Canadian farmers’ fruit, vegetable sales up in 2009

Total sales of fruits and vegetables by Canadian farmers amounted to $1.5 billion in 2009, up 3.6 per cent or $50.5 million over 2008, according to Statistics Canada.

Vegetable crops accounted for 53 per cent of the total fruit and vegetable sales, the federal statistics agency said in a release Wednesday.

Vegetable farmers earned $773 million, up 17.8 per cent or $117 million from 2008. This increase was driven by sales gains in the fresh market, especially carrots (+26 per cent), lettuce (+51.6 per cent) and corn (+23.6 per cent).

As is the case historically, about three-quarters of the value of vegetables came from fresh market sales in 2009, while the rest came from sales to processors.

Farmers planted 555,470 acres in fruits and vegetables, up 1.1 per cent from 2008. Production of fruits and vegetables increased 4.6 per cent with most of the gain accounted for by lettuce (+34.9 per cent), carrots (+32.5 per cent) and onions (+30.6 per cent).

Sweet corn, the largest vegetable crop, accounted for more than 20 per cent of the 258,492 acres of vegetables planted in 2009. Green peas were the second  per cent of acreage.

Farmers had 296,978 acres in fruit in 2009, up 2.4 per cent from 2008. Blueberries accounted for 55.1 per cent of this acreage, followed by apples at 16.8 per cent and vinifera grapes at 9.7 per cent. While farmers planted more vinifera grapes and sour cherries in 2009, the area planted for peaches and pears declined, partly because of replanting and transition programs in some provinces.

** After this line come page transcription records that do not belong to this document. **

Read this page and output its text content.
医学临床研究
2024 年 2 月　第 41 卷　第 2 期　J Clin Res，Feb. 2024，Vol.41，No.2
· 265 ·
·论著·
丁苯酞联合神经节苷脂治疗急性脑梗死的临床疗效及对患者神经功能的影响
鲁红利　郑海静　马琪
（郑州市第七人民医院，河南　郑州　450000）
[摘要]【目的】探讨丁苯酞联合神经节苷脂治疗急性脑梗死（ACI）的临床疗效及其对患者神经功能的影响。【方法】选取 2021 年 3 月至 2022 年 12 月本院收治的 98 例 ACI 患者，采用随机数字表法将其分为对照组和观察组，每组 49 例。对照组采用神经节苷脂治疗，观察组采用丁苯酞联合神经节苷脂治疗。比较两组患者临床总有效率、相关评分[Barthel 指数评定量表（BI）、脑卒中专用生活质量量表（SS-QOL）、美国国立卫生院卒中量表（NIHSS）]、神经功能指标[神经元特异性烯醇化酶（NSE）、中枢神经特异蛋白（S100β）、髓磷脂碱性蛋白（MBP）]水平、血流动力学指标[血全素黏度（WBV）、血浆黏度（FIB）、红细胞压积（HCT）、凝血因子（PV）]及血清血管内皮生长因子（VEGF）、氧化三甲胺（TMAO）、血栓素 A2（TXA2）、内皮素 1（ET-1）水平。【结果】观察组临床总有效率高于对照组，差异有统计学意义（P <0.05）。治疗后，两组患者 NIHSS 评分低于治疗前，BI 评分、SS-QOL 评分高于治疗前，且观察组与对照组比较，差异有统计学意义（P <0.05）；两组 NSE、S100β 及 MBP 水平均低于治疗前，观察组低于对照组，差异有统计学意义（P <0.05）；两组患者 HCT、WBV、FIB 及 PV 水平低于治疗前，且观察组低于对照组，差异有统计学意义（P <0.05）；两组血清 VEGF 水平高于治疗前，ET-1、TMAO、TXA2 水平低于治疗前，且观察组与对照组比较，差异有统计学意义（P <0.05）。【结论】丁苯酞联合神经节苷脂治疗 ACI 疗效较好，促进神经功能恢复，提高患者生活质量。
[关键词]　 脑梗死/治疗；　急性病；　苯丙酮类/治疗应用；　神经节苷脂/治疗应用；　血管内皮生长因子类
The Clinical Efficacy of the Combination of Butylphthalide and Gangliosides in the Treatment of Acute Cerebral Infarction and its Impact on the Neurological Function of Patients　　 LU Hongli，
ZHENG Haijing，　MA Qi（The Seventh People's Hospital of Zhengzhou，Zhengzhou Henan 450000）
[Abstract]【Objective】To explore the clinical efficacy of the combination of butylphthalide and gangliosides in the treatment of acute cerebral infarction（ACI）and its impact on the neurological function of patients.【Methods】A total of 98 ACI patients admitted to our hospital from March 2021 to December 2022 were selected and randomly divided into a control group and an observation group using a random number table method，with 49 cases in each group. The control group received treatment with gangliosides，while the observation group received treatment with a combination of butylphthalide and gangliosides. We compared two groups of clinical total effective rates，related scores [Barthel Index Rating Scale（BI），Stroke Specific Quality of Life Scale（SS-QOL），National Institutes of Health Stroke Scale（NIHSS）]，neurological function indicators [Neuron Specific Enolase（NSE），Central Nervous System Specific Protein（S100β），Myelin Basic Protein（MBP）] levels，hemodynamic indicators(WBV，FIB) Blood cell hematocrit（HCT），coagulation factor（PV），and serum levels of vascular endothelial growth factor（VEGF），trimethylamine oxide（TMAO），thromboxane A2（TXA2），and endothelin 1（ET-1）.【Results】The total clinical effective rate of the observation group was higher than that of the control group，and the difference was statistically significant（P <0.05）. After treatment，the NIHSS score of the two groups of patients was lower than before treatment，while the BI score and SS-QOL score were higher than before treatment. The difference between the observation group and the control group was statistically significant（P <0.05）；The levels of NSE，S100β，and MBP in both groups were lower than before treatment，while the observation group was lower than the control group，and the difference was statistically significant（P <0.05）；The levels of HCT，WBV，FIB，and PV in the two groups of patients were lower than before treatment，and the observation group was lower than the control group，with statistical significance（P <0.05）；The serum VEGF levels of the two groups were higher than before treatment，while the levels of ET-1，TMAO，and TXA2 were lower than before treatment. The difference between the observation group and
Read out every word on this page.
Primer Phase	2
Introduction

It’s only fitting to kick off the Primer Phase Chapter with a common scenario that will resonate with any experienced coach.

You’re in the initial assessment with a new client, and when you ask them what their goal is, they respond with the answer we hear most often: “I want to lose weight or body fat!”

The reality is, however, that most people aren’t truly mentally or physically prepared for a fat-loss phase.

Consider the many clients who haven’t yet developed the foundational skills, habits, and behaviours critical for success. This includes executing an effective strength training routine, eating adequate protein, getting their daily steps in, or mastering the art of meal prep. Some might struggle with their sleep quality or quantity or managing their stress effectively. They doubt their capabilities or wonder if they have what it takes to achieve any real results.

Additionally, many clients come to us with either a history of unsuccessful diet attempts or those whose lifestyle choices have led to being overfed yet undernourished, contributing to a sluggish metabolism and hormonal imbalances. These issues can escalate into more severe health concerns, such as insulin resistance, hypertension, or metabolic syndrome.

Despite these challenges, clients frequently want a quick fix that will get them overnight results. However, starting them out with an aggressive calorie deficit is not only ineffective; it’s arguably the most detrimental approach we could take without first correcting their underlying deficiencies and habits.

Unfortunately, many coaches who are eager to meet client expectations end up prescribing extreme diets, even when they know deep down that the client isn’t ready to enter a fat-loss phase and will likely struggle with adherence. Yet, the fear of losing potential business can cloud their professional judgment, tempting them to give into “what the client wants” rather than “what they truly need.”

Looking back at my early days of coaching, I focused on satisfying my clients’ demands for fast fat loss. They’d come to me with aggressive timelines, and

Fruit sales totalled $685 million for farmers in 2009, down 8.8 per cent or $66 million from 2008. The main factors behind this drop were blueberries, which declined by $52.2 million, and cranberries, which fell by $22 million. In both cases, prices dropped by about one-third and were the contributing factors to the decline in sale values.

Fruit production in 2009 was virtually unchanged, although production of cranberries rose by 15,444 tons or 19.3 per cent, while that of blueberries increased by 8,380 tons or 7.9 per cent.

Farmers in two provinces, Ontario and Quebec, accounted for more than 80 per cent of vegetable sales. The vast majority of fruit sales came from three provinces: British Columbia (36.2 per cent), Ontario (32.2 per cent) and Quebec (22.2 per cent).